АНТАНАС. Он покажет нам, где улица Альбины.
ЙОНАС. Спрашивай на языке врага – так будет безопаснее. (АНТАНАС подходит к МАЛЬЧИКУ и шепчет ему.)
МАЛЬЧИК (покачав головой). Нет! Нет! Я не понимаю! Я не говорю на этом языке! (АНТАНАС и ЙОНАС улыбаются друг другу.)
АНТАНАС. Скажи мне, детка, где улица Славного Будущего?
МАЛЬЧИК. Там через рыночную площадь, за тюрьмой, первая налево.
АНТАНАС. Спасибо, детка, большое тебе спасибо. (АНТАНАС согнувшись перед ним.) Скажи, ты часто здесь играешь?
МАЛЬЧИК. Я не играю!
АНТАНАС. Почему? Когда я был таким, как ты, во что мы только не играли. В грабителей и полицейских, в ковбоев и индейцев.
МАЛЬЧИК. Иногда мы играем в войну. (АНТАНАС гладит МАЛЬЧИКА по голове и замечает цветы. Вытаскивает их и показывает ЙОНАСУ.)
АНТАНАС. Сирень. (МАЛЬЧИКУ. Очень серьёзно.) Не пора ли тебе домой?
МАЛЬЧИК (хватает цветы у АНТАНАСА). Нет! (АНТАНАС обнимает его.) Отпустите меня! Отпустите!
РАССКАЗЧИК. Кто его обижает?! Помогите!
ЙОНАС. Заткнись! Хочешь попасть в беду?!
АНТАНАС (отпускает МАЛЬЧИКА). Всё в порядке, старик. Никто его не обижает. (Целуя МАЛЬЧИКА в лоб.) Пусть Бог хранит тебя. (Идёт к ЙОНАСУ.) Йонас, иди прямо к часовщику и высыпайся.
ЙОНАС. С удовольствием выполню приказ. А вы?
АНТАНАС. Пойду искать денег для часовщика. (Останавливает ЙОНАСА.) Не волнуйся – это не опасно. До завтра. (АНТАНАС и ЙОНАС уходят. Тишина.)
МАЛЬЧИК. Теперь тихо, дяденька?
РАССКАЗЧИК. Как в гробу. На другом конце города две босые ноги с тяжелым грузом. Лампы первой улицы уже купаются в лужах, как новорожденные цыплята. Не уходи, подожди. Расскажу сказку про оловянного солдатика.
МАЛЬЧИК. Спасибо, нет. Вы очень любезны, но мне нужно идти.
РАССКАЗЧИК. Но тебе понравится сказка про оловянного солдатика!
МАЛЬЧИК. Завтра, дядя.
РАССКАЗЧИК. Как я могу помочь тебе?
МАЛЬЧИК (идёт в глубину сцены).
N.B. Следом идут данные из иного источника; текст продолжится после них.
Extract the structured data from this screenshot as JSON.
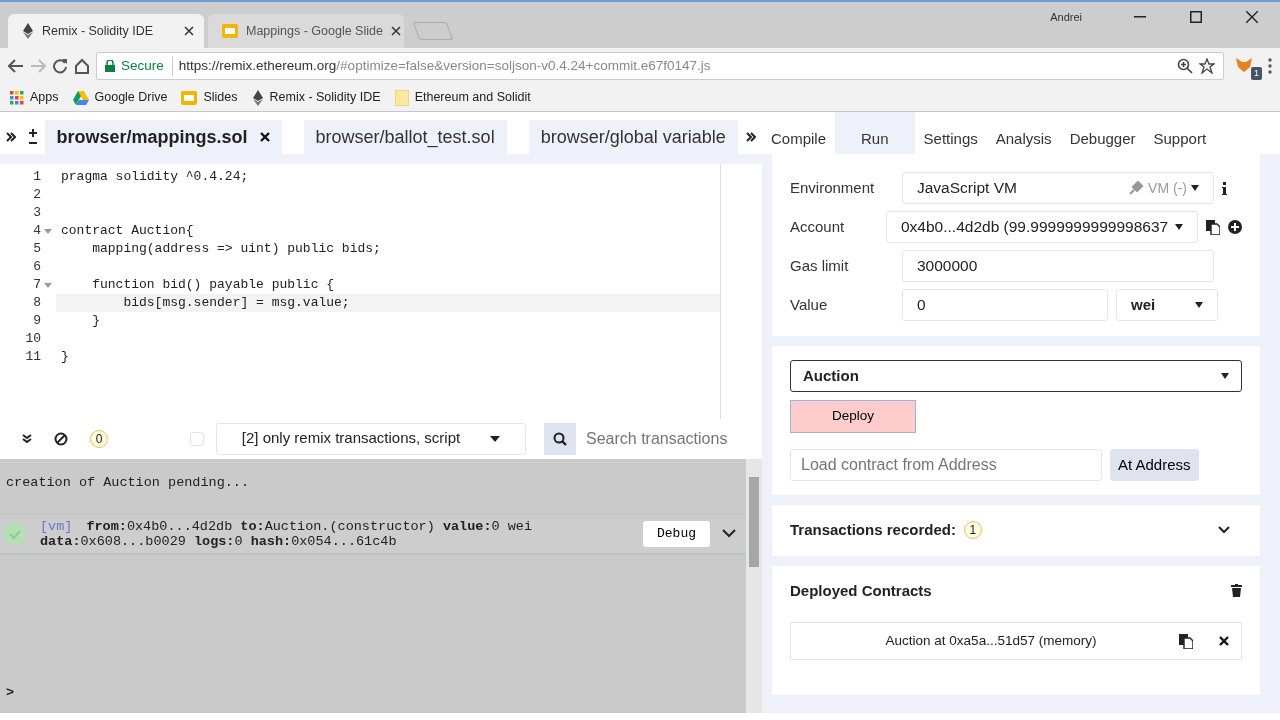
{
  "browser": {
    "tabs": [
      {
        "title": "Remix - Solidity IDE",
        "selected": true
      },
      {
        "title": "Mappings - Google Slide",
        "selected": false
      }
    ],
    "user": "Andrei",
    "address": {
      "secure_label": "Secure",
      "host": "https://remix.ethereum.org",
      "path": "/#optimize=false&version=soljson-v0.4.24+commit.e67f0147.js"
    },
    "extension_badge": "1",
    "bookmarks": [
      {
        "label": "Apps"
      },
      {
        "label": "Google Drive"
      },
      {
        "label": "Slides"
      },
      {
        "label": "Remix - Solidity IDE"
      },
      {
        "label": "Ethereum and Solidit"
      }
    ]
  },
  "file_tabs": [
    {
      "label": "browser/mappings.sol",
      "selected": true
    },
    {
      "label": "browser/ballot_test.sol",
      "selected": false
    },
    {
      "label": "browser/global variable",
      "selected": false
    }
  ],
  "panel_tabs": [
    {
      "label": "Compile",
      "selected": false
    },
    {
      "label": "Run",
      "selected": true
    },
    {
      "label": "Settings",
      "selected": false
    },
    {
      "label": "Analysis",
      "selected": false
    },
    {
      "label": "Debugger",
      "selected": false
    },
    {
      "label": "Support",
      "selected": false
    }
  ],
  "code": [
    {
      "number": "1",
      "text": "pragma solidity ^0.4.24;",
      "fold": false,
      "current": false
    },
    {
      "number": "2",
      "fold": false,
      "current": false
    },
    {
      "number": "3",
      "fold": false,
      "current": false
    },
    {
      "number": "4",
      "text": "contract Auction{",
      "fold": true,
      "current": false
    },
    {
      "number": "5",
      "text": "    mapping(address => uint) public bids;",
      "fold": false,
      "current": false
    },
    {
      "number": "6",
      "fold": false,
      "current": false
    },
    {
      "number": "7",
      "text": "    function bid() payable public {",
      "fold": true,
      "current": false
    },
    {
      "number": "8",
      "text": "        bids[msg.sender] = msg.value;",
      "fold": false,
      "current": true
    },
    {
      "number": "9",
      "text": "    }",
      "fold": false,
      "current": false
    },
    {
      "number": "10",
      "fold": false,
      "current": false
    },
    {
      "number": "11",
      "text": "}",
      "fold": false,
      "current": false
    }
  ],
  "terminal": {
    "pending_count": "0",
    "listen_checked": false,
    "filter": "[2] only remix transactions, script",
    "search": {
      "placeholder": "Search transactions"
    },
    "log": "creation of Auction pending...",
    "transaction": {
      "tag": "[vm]",
      "line_1": "**from:**0x4b0...4d2db **to:**Auction.(constructor) **value:**0 wei",
      "line_2": "**data:**0x608...b0029 **logs:**0 **hash:**0x054...61c4b",
      "button": "Debug"
    },
    "prompt": ">"
  },
  "run": {
    "environment": {
      "label": "Environment",
      "value": "JavaScript VM",
      "status": "VM (-)"
    },
    "account": {
      "label": "Account",
      "value": "0x4b0...4d2db (99.9999999999998637"
    },
    "gas_limit": {
      "label": "Gas limit",
      "value": "3000000"
    },
    "value": {
      "label": "Value",
      "value": "0",
      "unit": "wei"
    },
    "contract": "Auction",
    "deploy": "Deploy",
    "load": {
      "placeholder": "Load contract from Address",
      "button": "At Address"
    },
    "transactions": {
      "label": "Transactions recorded:",
      "count": "1"
    },
    "deployed": {
      "title": "Deployed Contracts",
      "instances": [
        "Auction at 0xa5a...51d57 (memory)"
      ]
    }
  }
}
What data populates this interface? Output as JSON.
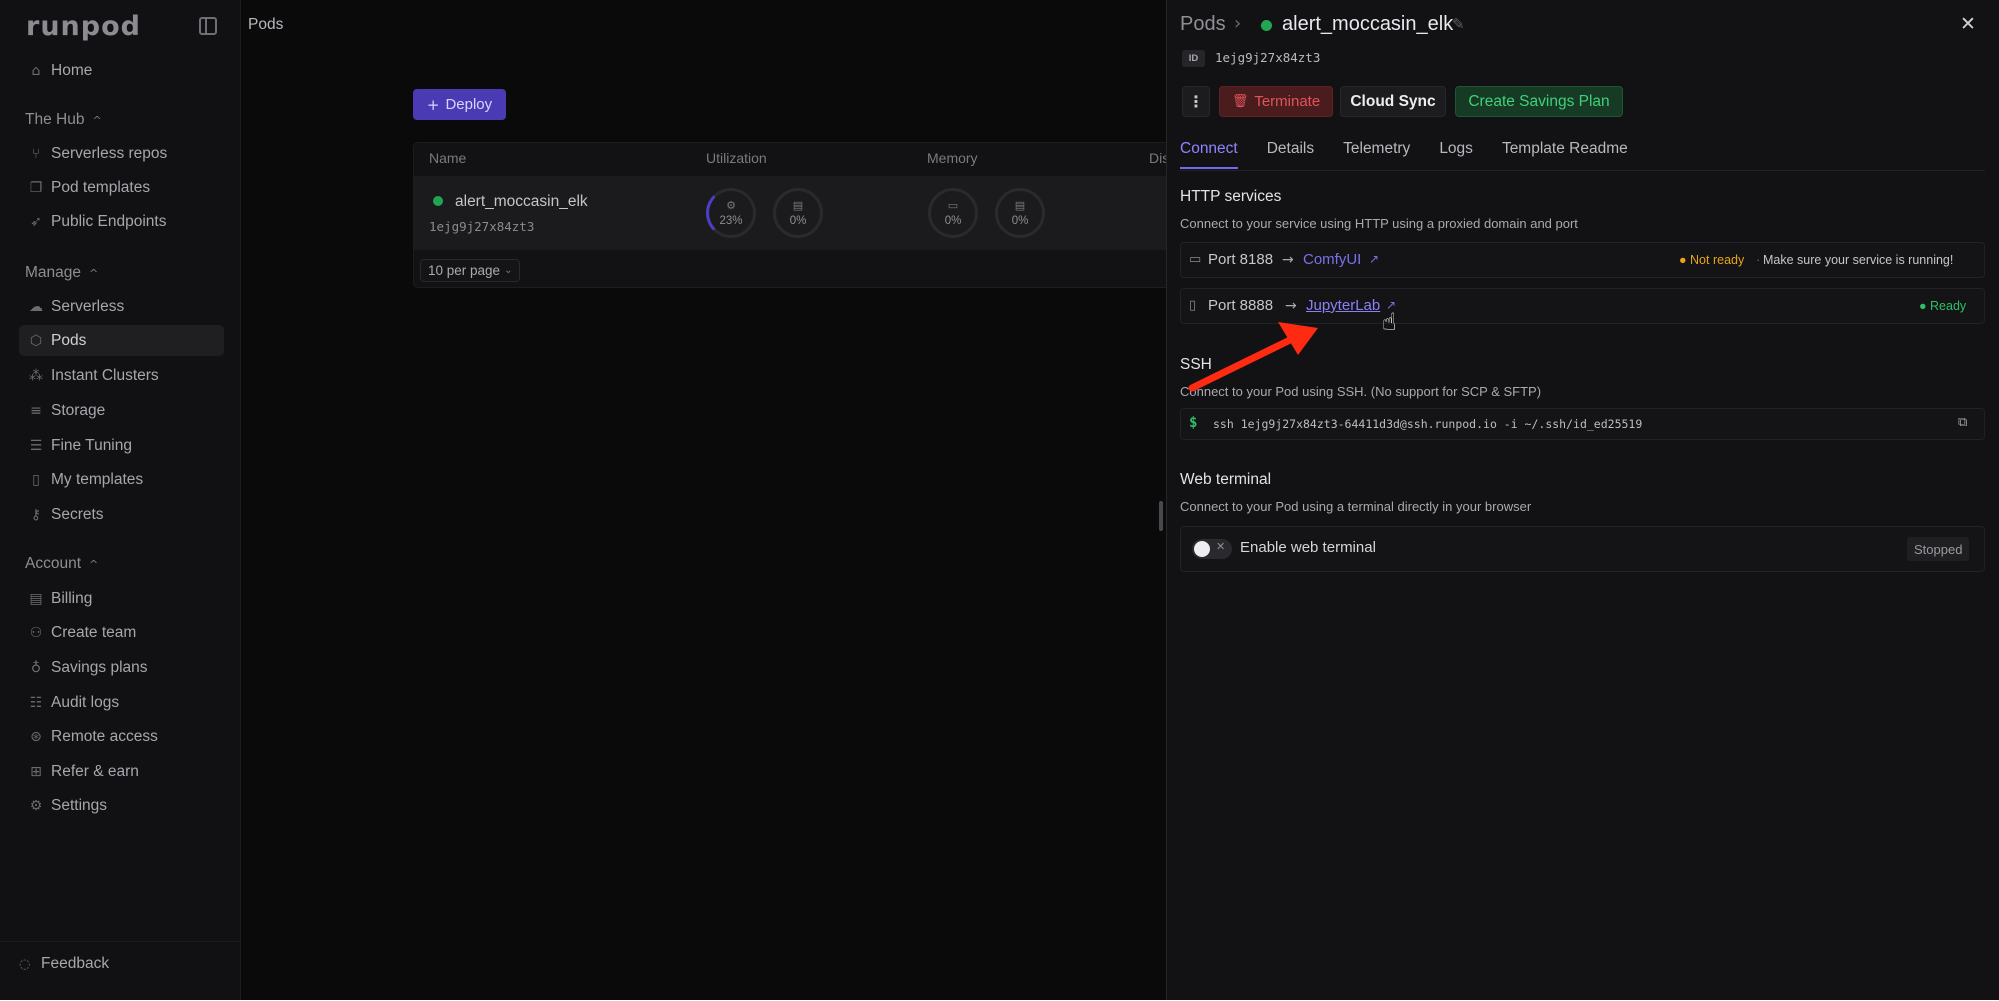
{
  "sidebar": {
    "logo": "runpod",
    "home": "Home",
    "hub": {
      "title": "The Hub",
      "items": [
        "Serverless repos",
        "Pod templates",
        "Public Endpoints"
      ]
    },
    "manage": {
      "title": "Manage",
      "items": [
        "Serverless",
        "Pods",
        "Instant Clusters",
        "Storage",
        "Fine Tuning",
        "My templates",
        "Secrets"
      ],
      "active": "Pods"
    },
    "account": {
      "title": "Account",
      "items": [
        "Billing",
        "Create team",
        "Savings plans",
        "Audit logs",
        "Remote access",
        "Refer & earn",
        "Settings"
      ]
    },
    "feedback": "Feedback"
  },
  "header": {
    "title": "Pods"
  },
  "main": {
    "deploy_label": "Deploy",
    "columns": [
      "Name",
      "Utilization",
      "Memory",
      "Dis"
    ],
    "pod": {
      "name": "alert_moccasin_elk",
      "id": "1ejg9j27x84zt3",
      "status_color": "#22a552"
    },
    "gauges": [
      {
        "icon": "cpu-icon",
        "value": "23%",
        "glyph": "⚙"
      },
      {
        "icon": "gpu-icon",
        "value": "0%",
        "glyph": "▤"
      },
      {
        "icon": "ram-icon",
        "value": "0%",
        "glyph": "▭"
      },
      {
        "icon": "vram-icon",
        "value": "0%",
        "glyph": "▤"
      }
    ],
    "per_page": "10 per page"
  },
  "panel": {
    "breadcrumb_root": "Pods",
    "pod_name": "alert_moccasin_elk",
    "id_badge": "ID",
    "id_value": "1ejg9j27x84zt3",
    "buttons": {
      "terminate": "Terminate",
      "cloud_sync": "Cloud Sync",
      "savings": "Create Savings Plan"
    },
    "tabs": [
      "Connect",
      "Details",
      "Telemetry",
      "Logs",
      "Template Readme"
    ],
    "active_tab": "Connect",
    "http": {
      "title": "HTTP services",
      "subtitle": "Connect to your service using HTTP using a proxied domain and port",
      "services": [
        {
          "port": "Port 8188",
          "name": "ComfyUI",
          "status": "Not ready",
          "hint": "Make sure your service is running!"
        },
        {
          "port": "Port 8888",
          "name": "JupyterLab",
          "status": "Ready"
        }
      ]
    },
    "ssh": {
      "title": "SSH",
      "subtitle": "Connect to your Pod using SSH. (No support for SCP & SFTP)",
      "prompt": "$",
      "command": "ssh 1ejg9j27x84zt3-64411d3d@ssh.runpod.io -i ~/.ssh/id_ed25519"
    },
    "web_terminal": {
      "title": "Web terminal",
      "subtitle": "Connect to your Pod using a terminal directly in your browser",
      "toggle_label": "Enable web terminal",
      "state": "Stopped",
      "enabled": false
    }
  },
  "colors": {
    "accent": "#7568f0",
    "ready": "#2fbf68",
    "warning": "#e8a317",
    "danger": "#e0545a",
    "annotation_arrow": "#ff2a12"
  }
}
Если слышишь военные сапоги, предупреди меня.
РАССКАЗЧИК. Хорошо, малыш. (Тепло.) Твой голос дрожит. Ты боишься?
МАЛЬЧИК (делает ещё шаг. Останавливается). Немного, дяденька, совсем немного.
РАССКАЗЧИК.
Что останется от твоего тела,
Жившего ради удовольствий смело?
Только кости, что не съели муравьи,
Сидят в глазницах жирные червяки.
Пока РАССКАЗЧИК поёт, МАЛЬЧИК осторожно достаёт из-под рубашки букет цветов и поправляет их. Вдруг полон решимости разворачивается и убегает в глубину сцены. Свет гаснет. Внутрь колёсной мастерской появляется из темноты. Лунный свет пробирается через окошко около потолка. Несколько статуй. АНТАНАС осторожно входит в колёсную мастерскую, смотрит наружу, медленно закрывает дверь. Мгновение колебания. Медленно идёт к статуям, вытаскивает из одной старый чемодан, открывает, берёт кучу денег, завернутую в брезент. Лунный свет становится ярче. АНТАНАС кладёт деньги в карман, достаёт из чемодана помятую грязную кофточку, и приборы работы скульптора. Осматривает их внимательно и с удивлением, как будто бы они были чрезвычайно хрупкими. Его взгляд скользит со снаряжения к залитым лунным светом статуям.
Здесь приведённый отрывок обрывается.